21st Century College Prohibition
While St. John’s is not strictly a dry campus-graduate students are permitted to have alcohol in their rooms-the fact remains that most residents, regardless of age, are not allowed to possess any alcoholic beverages.
The noble goals of this ban are keeping students secure, safe, and well-behaved, and while the University’s intentions are laudable, the prohibition fails to deliver on all three counts.
Firstly, there is little security in a residence hall where resident assistants are allowed to enter and search any room on the most tenuous of suspicions. True security depends on privacy, and both are sacrificed for the sake of enforcing the alcohol policy.
Safety is an even greater loss. As the threat of search and seizure hangs constantly over the heads of residents, drinking a bottle of wine or a six-pack of beer over the course of a week presents too great a risk of being caught red-handed.
The student response at St. John’s and at universities across the country is to minimize that risk by consuming contraband as quickly as possible. The fact that binge drinking, a dangerous and sometimes deadly practice, is common among undergraduates in the United States should come as no surprise. It is a direct result of policies identical to those of St. John’s.

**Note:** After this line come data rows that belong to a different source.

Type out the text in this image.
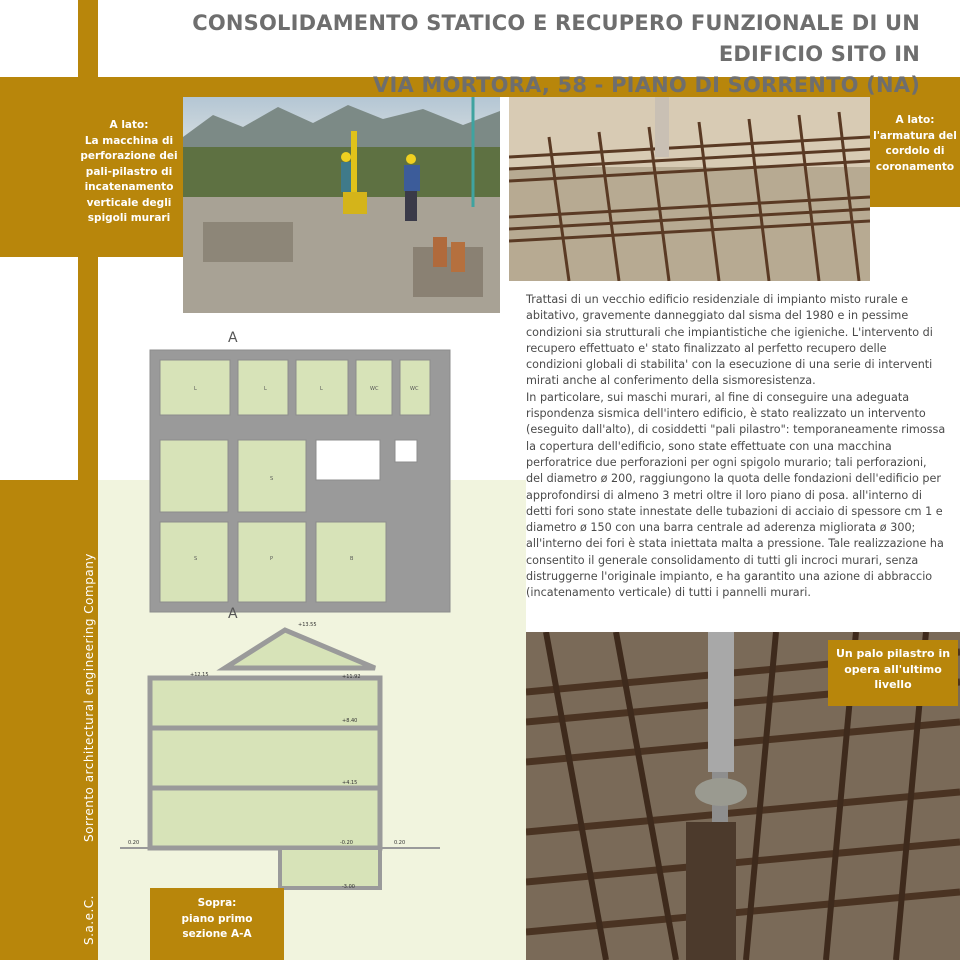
Sorrento architectural engineering Company
S.a.e.C.
CONSOLIDAMENTO STATICO E RECUPERO FUNZIONALE DI UN EDIFICIO SITO IN
VIA MORTORA, 58 - PIANO DI SORRENTO (NA)
A lato:
La macchina di perforazione dei pali-pilastro di incatenamento verticale degli spigoli murari
A lato:
l'armatura del cordolo di coronamento
Trattasi di un vecchio edificio residenziale di impianto misto rurale e abitativo, gravemente danneggiato dal sisma del 1980 e in pessime condizioni sia strutturali che impiantistiche che igieniche. L'intervento di recupero effettuato e' stato finalizzato al perfetto recupero delle condizioni globali di stabilita' con la esecuzione di una serie di interventi mirati anche al conferimento della sismoresistenza.
In particolare, sui maschi murari, al fine di conseguire una adeguata rispondenza sismica dell'intero edificio, è stato realizzato un intervento (eseguito dall'alto), di cosiddetti "pali pilastro": temporaneamente rimossa la copertura dell'edificio, sono state effettuate con una macchina perforatrice due perforazioni per ogni spigolo murario; tali perforazioni, del diametro ø 200, raggiungono la quota delle fondazioni dell'edificio per approfondirsi di almeno 3 metri oltre il loro piano di posa. all'interno di detti fori sono state innestate delle tubazioni di acciaio di spessore cm 1 e diametro ø 150 con una barra centrale ad aderenza migliorata ø 300; all'interno dei fori è stata iniettata malta a pressione. Tale realizzazione ha consentito il generale consolidamento di tutti gli incroci murari, senza distruggerne l'originale impianto, e ha garantito una azione di abbraccio (incatenamento verticale) di tutti i pannelli murari.
A
A
L	L	L	WC	WC
S
S	P	B
+13.55
+11.92
+12.15
+8.40
+4.15
0.20	-0.20	0.20
-3.00
Sopra:
piano primo
sezione A-A
Un palo pilastro in opera all'ultimo livello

In the final aim of maintaining order, the alcohol policy is at best redundant. A rowdy, violent student can be prosecuted regardless of whether or not he had a beer in his hand. Any disturbances that might be blamed on alcohol are already against the university’s codes, rendering the further sacrifice of freedom through the alcohol policy pointless.
In truth, the alcohol policy of St John’s and the alcohol laws of most states do little to achieve their professed goals and serve only to foster resentment among those needlessly restricted.
That is a poor state of affairs for a country that boasts of its freedom and from a university that once boasted a bar in the UC.